Biden’s not to blame?! The Atlantic warns of ‘Greenflation’: A ‘new era of climate-driven inflation takes hold’ in America
Extreme weather and energy uncertainty are already sending prices soaring.
Over the past year, U.S. consumer prices have risen 7 percent, their fastest rate in nearly four decades, frustrating households and tanking President Joe Biden’s approval rating. And no wonder. High inflation corrodes the basic machinery of the economy, unsettling consumers, troubling companies, and preventing everyone from making sturdy plans for the future.
For years, scientists and economists have warned that climate change could cause massive shortages of major commodities, such as wine, chocolate, and cereals. Financial regulators have cautioned against a “disorderly transition,” in which the world commits only haphazardly to leaving fossil fuels, so it does not invest enough in their zero-carbon replacements. In an economy as prosperous and powerful as America’s, those problems are likely to show up—at least at first—not as empty grocery shelves or bankrupt gas stations but as price increases.

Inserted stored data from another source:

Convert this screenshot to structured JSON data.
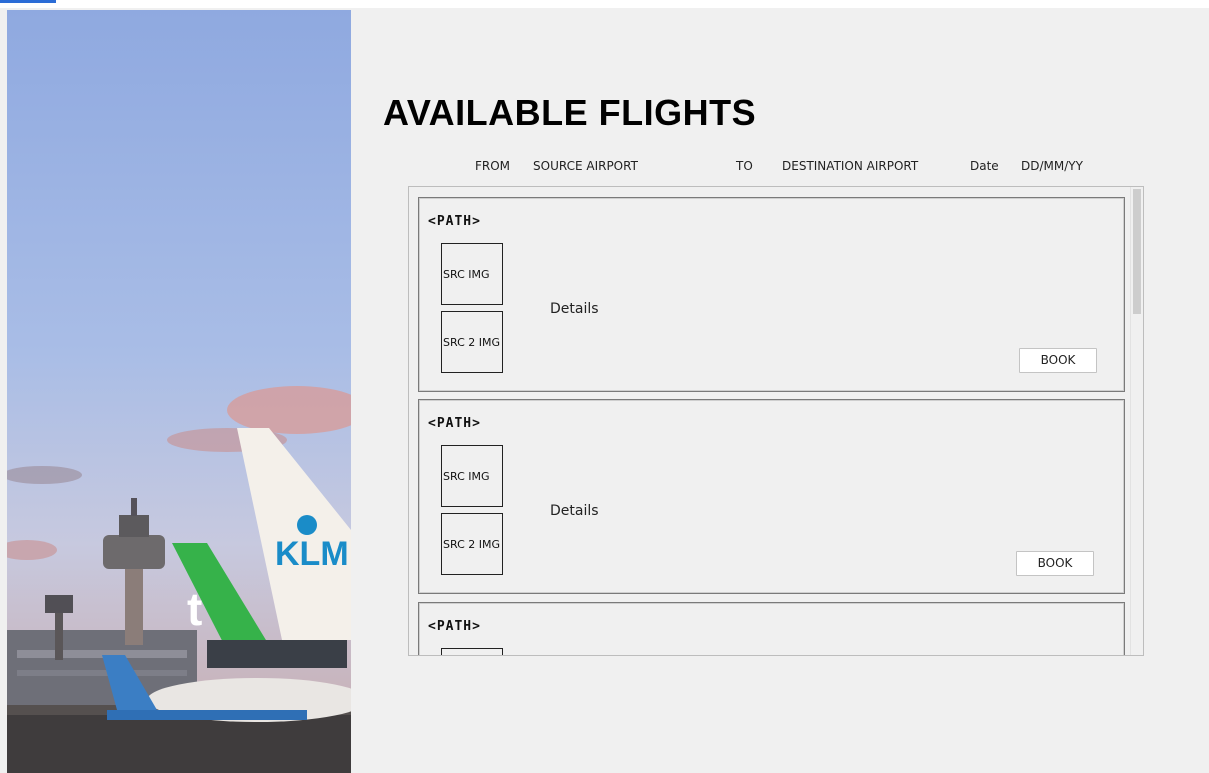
{
  "title": "AVAILABLE FLIGHTS",
  "search": {
    "from_label": "FROM",
    "source_value": "SOURCE AIRPORT",
    "to_label": "TO",
    "destination_value": "DESTINATION AIRPORT",
    "date_label": "Date",
    "date_value": "DD/MM/YY"
  },
  "flights": [
    {
      "path": "<PATH>",
      "src_img": "SRC IMG",
      "src2_img": "SRC 2 IMG",
      "details": "Details",
      "book": "BOOK"
    },
    {
      "path": "<PATH>",
      "src_img": "SRC IMG",
      "src2_img": "SRC 2 IMG",
      "details": "Details",
      "book": "BOOK"
    },
    {
      "path": "<PATH>"
    }
  ],
  "photo": {
    "tail_logo": "KLM",
    "tail_logo_2": "t"
  }
}
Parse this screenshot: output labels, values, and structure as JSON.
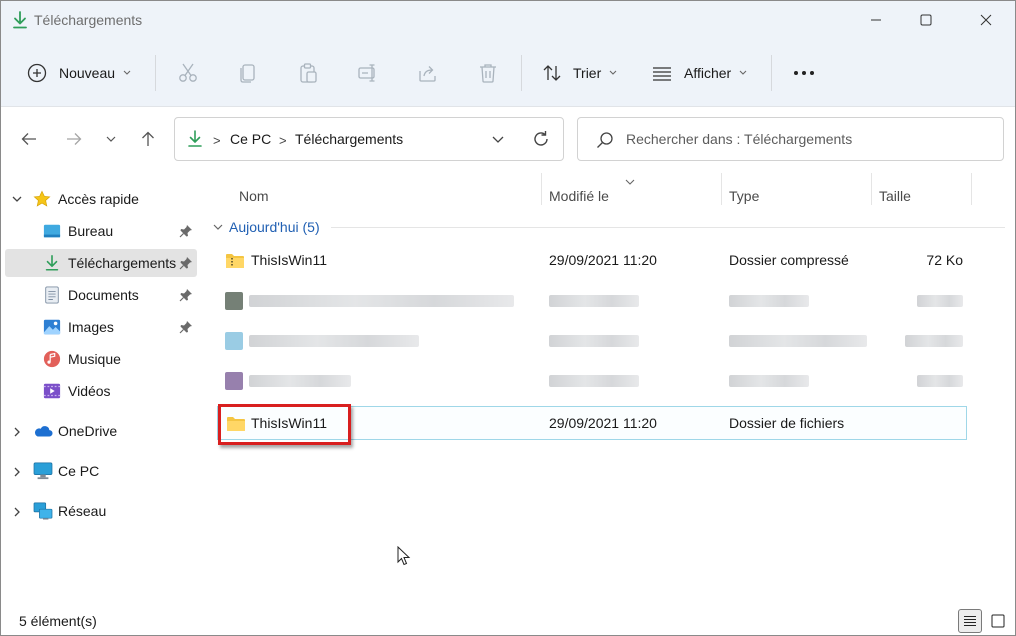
{
  "window": {
    "title": "Téléchargements"
  },
  "commandbar": {
    "new_label": "Nouveau",
    "sort_label": "Trier",
    "view_label": "Afficher"
  },
  "address": {
    "segments": [
      "Ce PC",
      "Téléchargements"
    ]
  },
  "search": {
    "placeholder": "Rechercher dans : Téléchargements"
  },
  "sidebar": {
    "items": [
      {
        "label": "Accès rapide"
      },
      {
        "label": "Bureau"
      },
      {
        "label": "Téléchargements"
      },
      {
        "label": "Documents"
      },
      {
        "label": "Images"
      },
      {
        "label": "Musique"
      },
      {
        "label": "Vidéos"
      },
      {
        "label": "OneDrive"
      },
      {
        "label": "Ce PC"
      },
      {
        "label": "Réseau"
      }
    ]
  },
  "filelist": {
    "columns": [
      "Nom",
      "Modifié le",
      "Type",
      "Taille"
    ],
    "group_label": "Aujourd'hui (5)",
    "rows": [
      {
        "name": "ThisIsWin11",
        "date": "29/09/2021 11:20",
        "type": "Dossier compressé",
        "size": "72 Ko"
      },
      {
        "name": "ThisIsWin11",
        "date": "29/09/2021 11:20",
        "type": "Dossier de fichiers",
        "size": ""
      }
    ]
  },
  "statusbar": {
    "count": "5 élément(s)"
  },
  "colors": {
    "accent": "#2f9e5a",
    "highlight_border": "#d81f1f",
    "group_label": "#2160b3"
  }
}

That phenomenon, long hypothesized, may be starting to actually arrive. Over the past year, unprecedented weather disasters have caused the price of key commodities to spike, and a volatile oil-and-gas market has allowed Russia and Saudi Arabia to exert geopolitical force.
“The lumber-price story is a climate story,” he said. If a series of climate-change-aggravated disasters—including a multiyear outbreak of bark-eating beetles, back-to-back record-breaking fire seasons, and a massive November flood that washed out rail lines—had not struck British Columbia, “sawmills would be able to treat this market just like they did in 2006,” he said.
“There are people who say, ‘Climate change isn’t affecting me,’” Janice Cooke, a forest-industry veteran at the University of Alberta, told me last year. “But they’re going to go to the hardware store and say, ‘Holy cow, the price of lumber has gone up.’” Taken by itself, climate change’s role in driving lumber inflation would be a fluke. But worrying signs have started to appear that these dynamics are not limited to lumber. Both climate change itself and the inevitable policy response to it—the global energy transition to low-carbon fuels—are starting to drive up prices around the world. And the world may not have the right tools to deal with it.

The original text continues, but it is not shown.